Deidesheimer Weinkerwe
Die Deidesheimer Weinkerwe ist eines der großen Weinfeste der Pfalz und das größte Volksfest der pfälzischen Landstadt Deidesheim; sie wird seit 1972 in ihrer gegenwärtigen Form gefeiert und findet am zweiten und dritten Wochenende des August statt, jeweils von freitags bis dienstags.
Geschichte
Vielerorts in Deutschland und teils sehr lange zurückreichend fallen Markt und Kirchweih zeitlich zusammen.[1] Auch die Deidesheimer Kerwe ist die Fortsetzung einer alten Jahrmarkttradition;[2] der Ausdruck „Kerwe“ ist eine Bezeichnung für Kirchweih, der bisweilen in der Pfalz und in Bayern gebraucht wird. Die Markttradition in Deidesheim reicht mindestens bis 1776 zurück: Der Landesherr Deidesheims zu jener Zeit, der Fürstbischof des Fürstbistums Speyer, Damian August Philipp Karl von Limburg-Stirum, gewährte Deidesheim für den Dienstag nach dem Matthäus (21. September) einen Jahrmarkt. 1833 beantragte Bürgermeister Andreas Jordan dessen Verlegung. Die Regierung des Königreichs Bayern kam dem Antrag 1845 nach: der Jahrmarkt wurde nun am zweiten Sonntag nach dem Martinstag (11. November) abgehalten. Dies war meist einige Tage vor dem Fest der heiligen Katharina (25. November), weshalb der Markt Kathrinenmarkt hieß.[3] In den Jahren vor dem Ersten Weltkrieg war der Markt von vielen auswärtigen Schaustellern und Händlern beschickt, die dem Stadtarchiv zufolge nicht nur aus der Pfalz, sondern auch aus Städten wie Frankfurt, Stuttgart, Chemnitz, Bremen, München und vielen weiteren Städten kamen.[4]
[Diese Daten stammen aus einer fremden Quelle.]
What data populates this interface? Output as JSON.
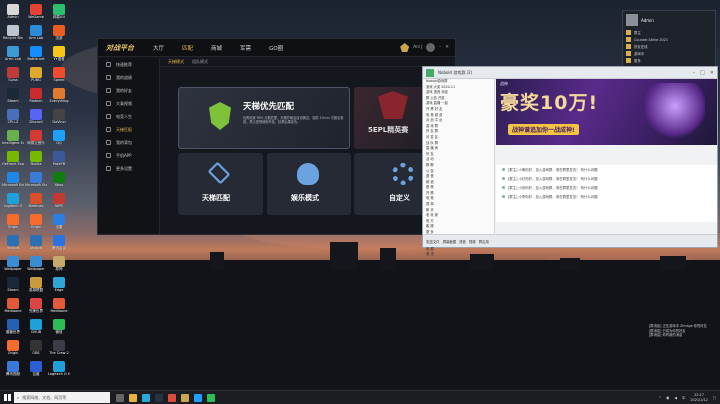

Der Deidesheimer Verkehrsverein bewirkte 1928, dass der Jahrmarkt im August als Sommerkerwe veranstaltet wurde. Der Kathrinenmarkt wurde zwar als Nachmarkt beibehalten, verlor jedoch zunehmend an Bedeutung – 1992 stand er noch im Veranstaltungskalender Deidesheims, wurde jedoch nicht mehr veranstaltet.[5] 1955 wurde für die Sommerkerwe erstmals der Titel Weinkerwe gebraucht. Wegen des hohen Mineralwasserverbrauchs aufgrund der zumeist heißen Witterung verspottete man die Veranstaltung als „Selterswasserkerwe“.[6] Richtig durchsetzen konnte sich die Sommerkerwe lange Zeit nicht.[4]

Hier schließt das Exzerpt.